Помрой редко смеялся или повышал голос, но если он все же смеялся, то обычно делал это, тщетно пытаясь убедить какого-нибудь незадачливого автора в том, что всё, в конечном счете, обстоит не так бесповоротно плохо, как кажется. К обману он относился без снисхождения, и не чувствовал необходимости практиковаться в нем.
— Что именно у тебя на уме? — спросил он, когда Голд прервался.
Голд нервничал под бесстрастным взглядом Помроя.
— Книга. Как раз для тебя. Меня попросили сделать развернутое исследование.
— Кто?
— Несколько журналов. Уверен, что Либерман его напечатает, если мы не найдем кого-нибудь получше. Исследование о жизни еврея в современной Америке. — Голд говорил, а на сердце у него становилось все тяжелее и тяжелее. — Рассказ о том, каково это было для людей вроде тебя и меня, для наших родителей, жен и детей вырасти и жить здесь в наше время. Я думаю, об этом еще никто не писал.
— Об этом писали сотни раз, — поправил его Помрой. — Но я не уверен, писал ли об этом кто-нибудь, вроде тебя.
— Вот именно. А я сделаю книгу пикантной и достаточно легкой, чтобы ее принял массовый рынок. Там будет сильный налет эротизма.
— Мне нужна научная, аргументированная работа, которая будет полезна для колледжей и библиотек. С сильным налетом психологизма и социальности.
Голд сник.
— Такая книга не принесет денег.
— Я дам тебе гарантию на двадцать тысяч долларов. Пять из этих двадцати мы по статье издательских расходов отнесем на исследовательскую работу, а не будем включать в гонорар, и выдадим их тебе на этой неделе.
— Остановимся на шести тысячах. А когда я смогу получить следующий аванс?
— Пять. Когда покажешь мне двести страниц.
— Двести страниц? — страдающе повторил Голд. — На это уйдет вечность.
— Вечность проходит быстро, — заметил Помрой.

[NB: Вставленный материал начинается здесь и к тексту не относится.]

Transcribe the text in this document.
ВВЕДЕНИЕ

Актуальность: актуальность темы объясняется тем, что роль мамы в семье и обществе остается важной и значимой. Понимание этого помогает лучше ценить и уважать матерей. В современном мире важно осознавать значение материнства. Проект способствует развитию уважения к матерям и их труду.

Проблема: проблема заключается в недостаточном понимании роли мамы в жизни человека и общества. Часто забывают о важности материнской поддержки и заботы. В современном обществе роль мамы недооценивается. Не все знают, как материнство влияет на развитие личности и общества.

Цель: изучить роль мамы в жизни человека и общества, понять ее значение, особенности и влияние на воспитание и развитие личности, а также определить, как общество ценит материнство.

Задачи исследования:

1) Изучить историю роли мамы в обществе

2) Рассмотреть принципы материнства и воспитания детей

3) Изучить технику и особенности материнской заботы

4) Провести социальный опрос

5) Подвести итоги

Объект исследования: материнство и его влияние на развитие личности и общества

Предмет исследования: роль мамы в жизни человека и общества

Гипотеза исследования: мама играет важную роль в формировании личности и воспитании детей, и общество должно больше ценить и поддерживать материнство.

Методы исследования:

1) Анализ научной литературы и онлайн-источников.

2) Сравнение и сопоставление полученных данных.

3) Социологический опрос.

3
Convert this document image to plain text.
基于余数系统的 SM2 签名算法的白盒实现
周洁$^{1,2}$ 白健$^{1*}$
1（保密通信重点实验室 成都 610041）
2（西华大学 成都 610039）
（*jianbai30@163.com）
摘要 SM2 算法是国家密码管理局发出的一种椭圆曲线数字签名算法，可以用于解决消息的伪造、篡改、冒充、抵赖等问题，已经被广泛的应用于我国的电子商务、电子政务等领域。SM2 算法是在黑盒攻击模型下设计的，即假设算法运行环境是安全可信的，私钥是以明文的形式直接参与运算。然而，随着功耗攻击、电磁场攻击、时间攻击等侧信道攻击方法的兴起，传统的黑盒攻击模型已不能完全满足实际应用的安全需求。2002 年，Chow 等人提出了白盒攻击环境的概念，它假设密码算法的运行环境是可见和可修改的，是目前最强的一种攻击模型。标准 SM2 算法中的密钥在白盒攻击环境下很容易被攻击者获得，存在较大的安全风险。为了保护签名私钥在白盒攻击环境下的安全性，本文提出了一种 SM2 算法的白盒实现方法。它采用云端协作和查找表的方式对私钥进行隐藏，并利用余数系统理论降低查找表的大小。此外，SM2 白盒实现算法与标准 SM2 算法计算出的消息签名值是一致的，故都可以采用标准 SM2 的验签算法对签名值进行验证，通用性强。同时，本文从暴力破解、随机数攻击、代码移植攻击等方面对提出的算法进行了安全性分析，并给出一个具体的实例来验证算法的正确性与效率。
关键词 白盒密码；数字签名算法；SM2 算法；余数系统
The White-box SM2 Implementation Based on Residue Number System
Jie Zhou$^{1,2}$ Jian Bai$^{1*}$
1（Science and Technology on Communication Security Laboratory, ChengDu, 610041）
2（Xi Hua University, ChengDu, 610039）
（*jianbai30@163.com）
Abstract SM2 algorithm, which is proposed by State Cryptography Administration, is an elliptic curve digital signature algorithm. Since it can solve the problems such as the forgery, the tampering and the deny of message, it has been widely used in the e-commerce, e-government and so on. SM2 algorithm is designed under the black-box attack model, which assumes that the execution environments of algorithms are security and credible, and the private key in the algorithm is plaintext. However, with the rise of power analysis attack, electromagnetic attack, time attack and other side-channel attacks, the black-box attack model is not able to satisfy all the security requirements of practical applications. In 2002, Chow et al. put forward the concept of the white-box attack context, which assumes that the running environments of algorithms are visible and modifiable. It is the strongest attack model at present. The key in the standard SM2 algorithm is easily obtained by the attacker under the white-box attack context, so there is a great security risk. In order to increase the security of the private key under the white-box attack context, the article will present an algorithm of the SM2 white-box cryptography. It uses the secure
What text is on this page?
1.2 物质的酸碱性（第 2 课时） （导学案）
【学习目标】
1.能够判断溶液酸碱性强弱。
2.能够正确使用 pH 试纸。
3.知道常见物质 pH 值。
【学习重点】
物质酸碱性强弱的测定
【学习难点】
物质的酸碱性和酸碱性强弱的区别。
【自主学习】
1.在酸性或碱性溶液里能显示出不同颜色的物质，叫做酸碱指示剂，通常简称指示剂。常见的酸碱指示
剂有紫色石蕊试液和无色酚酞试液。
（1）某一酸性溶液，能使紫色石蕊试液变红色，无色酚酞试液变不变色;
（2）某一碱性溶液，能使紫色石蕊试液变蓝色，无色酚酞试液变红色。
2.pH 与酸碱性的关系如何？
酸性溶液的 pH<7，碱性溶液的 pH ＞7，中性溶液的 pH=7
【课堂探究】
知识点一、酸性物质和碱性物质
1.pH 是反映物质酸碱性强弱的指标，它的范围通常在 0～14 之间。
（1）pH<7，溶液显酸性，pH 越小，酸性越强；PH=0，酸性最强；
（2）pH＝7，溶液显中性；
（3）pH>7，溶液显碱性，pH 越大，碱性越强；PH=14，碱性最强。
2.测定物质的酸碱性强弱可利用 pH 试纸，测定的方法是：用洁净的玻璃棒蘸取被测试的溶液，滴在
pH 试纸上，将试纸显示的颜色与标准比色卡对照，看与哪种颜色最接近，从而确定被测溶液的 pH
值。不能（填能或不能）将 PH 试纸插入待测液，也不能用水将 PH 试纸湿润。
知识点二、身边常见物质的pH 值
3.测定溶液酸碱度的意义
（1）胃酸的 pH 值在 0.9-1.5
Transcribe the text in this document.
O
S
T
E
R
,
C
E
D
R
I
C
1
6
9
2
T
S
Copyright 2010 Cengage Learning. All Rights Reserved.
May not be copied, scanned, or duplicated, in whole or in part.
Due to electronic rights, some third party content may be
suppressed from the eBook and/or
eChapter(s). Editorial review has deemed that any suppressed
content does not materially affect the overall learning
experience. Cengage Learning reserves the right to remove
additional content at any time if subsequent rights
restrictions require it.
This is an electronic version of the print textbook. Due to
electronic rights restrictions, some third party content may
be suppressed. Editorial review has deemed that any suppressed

Голд ликовал, покидая кабинет Помроя.
Каждый год в начале осени Голд прикидывал, как ему свести концы с концами и дотянуть до следующего лета, чтобы хватило на еще один год обучения и прочие связанные с этим расходы для его сыновей — один из них учился в Йейле, другой в Чоуте, и оба они получали неполные стипендии — и для его шальной двенадцатилетней дочери, которая, живя дома, училась в частной школе и которой постоянно грозило исключение. Кроме жалованья профессора колледжа, Голду требовалось еще двадцать восемь тысяч долларов. На восемь он мог рассчитывать, так как должен был получать гонорары и за устные выступления, значит, оставалось наскрести еще двадцать. Только что он договорился на тысячу у Либермана и на двадцать у Помроя. Но Помрою он оказывался должен книгу. Книгу он мог бы легко сляпать, как только ему удастся собрать материал. Евреи были верным делом. Не хуже золота.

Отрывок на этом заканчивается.